Von dem Mädchen ermutigt, fuhr der Geologe fort:

„Angenommen, ein Stein verschließt einen Tunnel. Was geschieht?“

„Das Wasser kann nicht mehr vom Schwarzen Meer zum Kaspischen Meer fließen.“

„Richtig. Es steigt durch die Spalten zwischen den Felsen bis auf das Niveau des Schwarzen Meeres und bildet einen Salzsee.

„Als wir euch begegnet sind, haben da nicht sogar die Berge gezittert?“

Soja konnte schon wieder scherzen. Der Geologe bemerkte auch dies.

„Und sie blockierten den Fluss“, fuhr er fort. „Stellen wir uns nun vor, dass der Wind dreht und den Felsen auf die andere Seite schwingen lässt. Die Schleuse ist geöffnet. Das Wasser strömt herein. Wohin?“

„In den leeren Tunnel.“

„Der Wasserstand des Sees sinkt sofort. Der See verläuft unter den Felsen. Nach einiger Zeit füllt sich der gesamte Tunnel zum Kaspischen Meer, und das Wasser steigt wieder auf seinen früheren Stand. Nun wird der See so lange bestehen, bis der Berg die Schleuse wieder schließt, die Sohle des Tunnels austrocknet und dann das Wasser aus dem See in ihn hinabfließt.“

„Wie überzeugend Sie sind! Aber welche Beweise haben Sie dafür, dass es so ist?“

„Nun, ich habe einen Beweis“, rief Alexej fröhlich aus, „einen unumstößlichen Beweis!“

„Was für einen Beweis?“

„Der Hai! Jetzt verstehe ich, woher er kam.
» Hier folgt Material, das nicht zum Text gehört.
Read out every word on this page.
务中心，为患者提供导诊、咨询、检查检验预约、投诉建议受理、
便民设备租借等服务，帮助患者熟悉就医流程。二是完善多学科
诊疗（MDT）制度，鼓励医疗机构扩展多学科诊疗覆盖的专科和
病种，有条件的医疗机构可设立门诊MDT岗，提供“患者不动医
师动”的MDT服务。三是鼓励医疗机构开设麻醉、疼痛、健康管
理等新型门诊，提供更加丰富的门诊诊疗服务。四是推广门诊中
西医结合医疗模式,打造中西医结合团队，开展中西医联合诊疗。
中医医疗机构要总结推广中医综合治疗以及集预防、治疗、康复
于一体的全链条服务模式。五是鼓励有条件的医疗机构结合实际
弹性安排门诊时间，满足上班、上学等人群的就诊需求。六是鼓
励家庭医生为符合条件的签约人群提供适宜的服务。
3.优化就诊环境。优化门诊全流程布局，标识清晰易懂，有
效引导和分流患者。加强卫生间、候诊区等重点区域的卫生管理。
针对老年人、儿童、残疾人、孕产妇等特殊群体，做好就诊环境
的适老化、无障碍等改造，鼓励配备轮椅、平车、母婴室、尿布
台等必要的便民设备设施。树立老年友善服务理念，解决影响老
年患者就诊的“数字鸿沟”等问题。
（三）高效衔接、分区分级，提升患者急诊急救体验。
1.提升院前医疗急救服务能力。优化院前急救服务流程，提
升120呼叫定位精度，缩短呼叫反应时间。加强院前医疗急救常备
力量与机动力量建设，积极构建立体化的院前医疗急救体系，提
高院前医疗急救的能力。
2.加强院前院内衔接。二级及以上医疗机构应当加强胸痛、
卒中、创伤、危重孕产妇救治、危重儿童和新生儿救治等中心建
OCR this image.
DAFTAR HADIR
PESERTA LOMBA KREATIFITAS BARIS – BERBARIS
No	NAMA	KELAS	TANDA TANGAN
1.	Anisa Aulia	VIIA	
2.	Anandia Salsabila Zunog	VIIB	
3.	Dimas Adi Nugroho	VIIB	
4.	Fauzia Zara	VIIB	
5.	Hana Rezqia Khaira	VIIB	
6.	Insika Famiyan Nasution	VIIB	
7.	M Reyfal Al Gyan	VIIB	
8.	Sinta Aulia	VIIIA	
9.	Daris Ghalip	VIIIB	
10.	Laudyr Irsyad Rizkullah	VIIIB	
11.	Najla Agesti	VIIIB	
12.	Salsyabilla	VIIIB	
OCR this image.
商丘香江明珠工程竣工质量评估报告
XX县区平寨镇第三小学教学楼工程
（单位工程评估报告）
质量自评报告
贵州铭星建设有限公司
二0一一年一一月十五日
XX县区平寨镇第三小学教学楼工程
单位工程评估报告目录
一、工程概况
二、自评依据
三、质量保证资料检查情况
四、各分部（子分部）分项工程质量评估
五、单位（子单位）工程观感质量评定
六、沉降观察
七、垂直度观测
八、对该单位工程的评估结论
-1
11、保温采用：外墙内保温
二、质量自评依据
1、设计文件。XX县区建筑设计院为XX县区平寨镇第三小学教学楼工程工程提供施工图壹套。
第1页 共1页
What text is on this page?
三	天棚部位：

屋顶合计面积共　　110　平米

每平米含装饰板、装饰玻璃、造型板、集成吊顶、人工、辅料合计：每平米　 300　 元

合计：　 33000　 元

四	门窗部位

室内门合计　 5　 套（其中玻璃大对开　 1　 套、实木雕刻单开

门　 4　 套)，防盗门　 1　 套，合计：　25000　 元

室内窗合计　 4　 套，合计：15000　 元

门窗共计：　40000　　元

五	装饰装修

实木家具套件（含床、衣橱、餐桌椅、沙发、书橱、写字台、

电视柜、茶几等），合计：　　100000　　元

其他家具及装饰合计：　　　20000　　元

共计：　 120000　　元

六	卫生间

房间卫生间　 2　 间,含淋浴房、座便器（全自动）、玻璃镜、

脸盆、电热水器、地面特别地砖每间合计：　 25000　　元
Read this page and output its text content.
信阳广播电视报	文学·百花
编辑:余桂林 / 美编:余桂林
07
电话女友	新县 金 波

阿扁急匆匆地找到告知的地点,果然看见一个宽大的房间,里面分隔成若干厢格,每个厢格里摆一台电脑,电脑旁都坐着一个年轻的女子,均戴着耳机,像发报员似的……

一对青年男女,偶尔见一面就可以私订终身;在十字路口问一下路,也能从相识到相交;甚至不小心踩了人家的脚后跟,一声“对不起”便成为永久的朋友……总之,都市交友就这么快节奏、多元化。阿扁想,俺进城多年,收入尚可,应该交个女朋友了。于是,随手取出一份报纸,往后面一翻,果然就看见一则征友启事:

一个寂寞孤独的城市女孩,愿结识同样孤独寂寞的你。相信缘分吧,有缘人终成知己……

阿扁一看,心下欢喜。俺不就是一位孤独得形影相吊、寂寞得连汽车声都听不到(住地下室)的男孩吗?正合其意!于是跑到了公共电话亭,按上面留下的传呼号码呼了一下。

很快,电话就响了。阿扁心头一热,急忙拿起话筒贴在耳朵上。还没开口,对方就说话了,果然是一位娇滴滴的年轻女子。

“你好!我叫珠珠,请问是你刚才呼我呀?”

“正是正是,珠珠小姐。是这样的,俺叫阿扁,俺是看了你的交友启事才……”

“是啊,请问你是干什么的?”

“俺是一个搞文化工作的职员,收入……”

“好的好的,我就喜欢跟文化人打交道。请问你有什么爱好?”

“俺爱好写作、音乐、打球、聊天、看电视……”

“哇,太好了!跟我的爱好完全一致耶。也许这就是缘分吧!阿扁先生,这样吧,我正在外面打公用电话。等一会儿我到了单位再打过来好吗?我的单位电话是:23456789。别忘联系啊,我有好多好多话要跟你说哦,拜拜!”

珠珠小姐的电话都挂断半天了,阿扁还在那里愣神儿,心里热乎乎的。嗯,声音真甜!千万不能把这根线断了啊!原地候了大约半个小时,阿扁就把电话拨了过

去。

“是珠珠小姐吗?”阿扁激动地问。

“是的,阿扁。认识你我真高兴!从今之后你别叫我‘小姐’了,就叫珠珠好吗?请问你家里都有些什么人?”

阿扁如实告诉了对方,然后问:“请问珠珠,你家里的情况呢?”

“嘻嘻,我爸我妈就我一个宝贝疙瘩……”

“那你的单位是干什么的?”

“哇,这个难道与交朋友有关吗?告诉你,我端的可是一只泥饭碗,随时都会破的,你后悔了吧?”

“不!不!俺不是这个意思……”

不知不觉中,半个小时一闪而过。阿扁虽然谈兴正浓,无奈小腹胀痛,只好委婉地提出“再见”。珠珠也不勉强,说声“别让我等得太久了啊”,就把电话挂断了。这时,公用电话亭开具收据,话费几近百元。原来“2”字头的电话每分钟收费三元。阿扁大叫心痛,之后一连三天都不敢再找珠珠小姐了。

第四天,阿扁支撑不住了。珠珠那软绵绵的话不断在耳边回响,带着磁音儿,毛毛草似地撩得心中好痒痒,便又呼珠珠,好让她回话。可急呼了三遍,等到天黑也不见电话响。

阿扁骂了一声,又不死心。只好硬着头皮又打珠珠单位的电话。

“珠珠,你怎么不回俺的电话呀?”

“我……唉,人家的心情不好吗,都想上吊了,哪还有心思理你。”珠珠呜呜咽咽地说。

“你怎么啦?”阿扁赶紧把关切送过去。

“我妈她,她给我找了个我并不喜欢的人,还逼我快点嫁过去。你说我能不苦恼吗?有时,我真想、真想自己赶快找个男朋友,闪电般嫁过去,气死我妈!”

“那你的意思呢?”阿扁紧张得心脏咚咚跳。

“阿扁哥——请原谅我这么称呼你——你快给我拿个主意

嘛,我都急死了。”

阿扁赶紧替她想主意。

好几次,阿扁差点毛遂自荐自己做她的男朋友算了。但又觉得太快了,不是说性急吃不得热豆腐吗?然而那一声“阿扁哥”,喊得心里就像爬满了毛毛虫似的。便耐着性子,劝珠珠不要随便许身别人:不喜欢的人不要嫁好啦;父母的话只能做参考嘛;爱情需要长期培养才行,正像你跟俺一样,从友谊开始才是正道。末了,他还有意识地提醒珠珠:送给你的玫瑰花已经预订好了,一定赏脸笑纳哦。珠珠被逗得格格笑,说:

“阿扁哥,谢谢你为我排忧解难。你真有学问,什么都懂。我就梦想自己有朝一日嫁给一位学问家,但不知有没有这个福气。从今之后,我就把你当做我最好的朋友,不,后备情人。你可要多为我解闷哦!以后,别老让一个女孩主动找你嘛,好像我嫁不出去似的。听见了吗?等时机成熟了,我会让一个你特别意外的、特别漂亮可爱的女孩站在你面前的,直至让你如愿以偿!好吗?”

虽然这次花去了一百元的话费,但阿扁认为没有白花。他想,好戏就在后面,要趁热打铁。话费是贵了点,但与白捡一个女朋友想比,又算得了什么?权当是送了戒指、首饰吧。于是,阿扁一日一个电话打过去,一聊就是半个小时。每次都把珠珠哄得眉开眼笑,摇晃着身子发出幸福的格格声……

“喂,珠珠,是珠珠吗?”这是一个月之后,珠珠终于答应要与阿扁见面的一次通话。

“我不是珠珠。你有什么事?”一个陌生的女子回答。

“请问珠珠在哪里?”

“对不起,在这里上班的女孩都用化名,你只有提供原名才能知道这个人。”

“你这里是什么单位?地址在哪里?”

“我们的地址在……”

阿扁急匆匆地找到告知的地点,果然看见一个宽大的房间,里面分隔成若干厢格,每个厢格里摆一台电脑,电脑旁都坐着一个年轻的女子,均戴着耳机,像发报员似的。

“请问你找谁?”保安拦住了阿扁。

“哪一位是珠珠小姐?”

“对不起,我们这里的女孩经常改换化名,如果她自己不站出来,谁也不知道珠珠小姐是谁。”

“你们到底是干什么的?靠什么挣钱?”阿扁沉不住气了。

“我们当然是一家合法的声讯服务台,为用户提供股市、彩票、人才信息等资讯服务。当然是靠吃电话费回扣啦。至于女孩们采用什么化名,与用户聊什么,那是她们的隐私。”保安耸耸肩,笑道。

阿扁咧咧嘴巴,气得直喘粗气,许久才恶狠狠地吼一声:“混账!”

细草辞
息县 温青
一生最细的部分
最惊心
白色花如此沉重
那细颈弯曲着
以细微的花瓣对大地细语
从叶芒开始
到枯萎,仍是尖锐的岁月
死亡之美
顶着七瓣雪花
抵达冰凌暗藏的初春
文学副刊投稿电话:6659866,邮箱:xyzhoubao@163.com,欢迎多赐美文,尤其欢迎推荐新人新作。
Er schwamm vom Schwarzen Meer durch den unterirdischen Tunnel!“, rief der junge Mann leidenschaftlich aus.

In der Dunkelheit konnte Alexej den erstaunten Blick des Mädchens nicht sehen, aber nach einem Moment des Schweigens sagte Soja mit sicherer Stimme:

„Natürlich, so war das. Der Hai kam durch den Tunnel. Jetzt glaube ich an Ihre Hypothese. Stellen Sie sich vor, welchen Ein- druck sie auf alle Geologen machen wird.“

„Vielleicht … kann ich sogar meine Dissertation schreiben“, sagte Alexej ein wenig verlegen, „und Sie auch.“

„Aber natürlich, ja! Wie wunderbar! Aber sprich, sprich weiter, denke laut“, bat das Mädchen, und der Geologe, ermutigt durch die Aufmerksamkeit seiner Zuhörerin, träumte weiter.

Es war, als ob die jungen Leute nicht mehr über ihr Schicksal, vielleicht ihren Tod, nachdachten …

Der Geologe beglückwünschte sich in seinem Herzen selbst. Es war ihm geschickt gelungen, das erschöpfte Mädchen von seinen düsteren Gedanken abzulenken.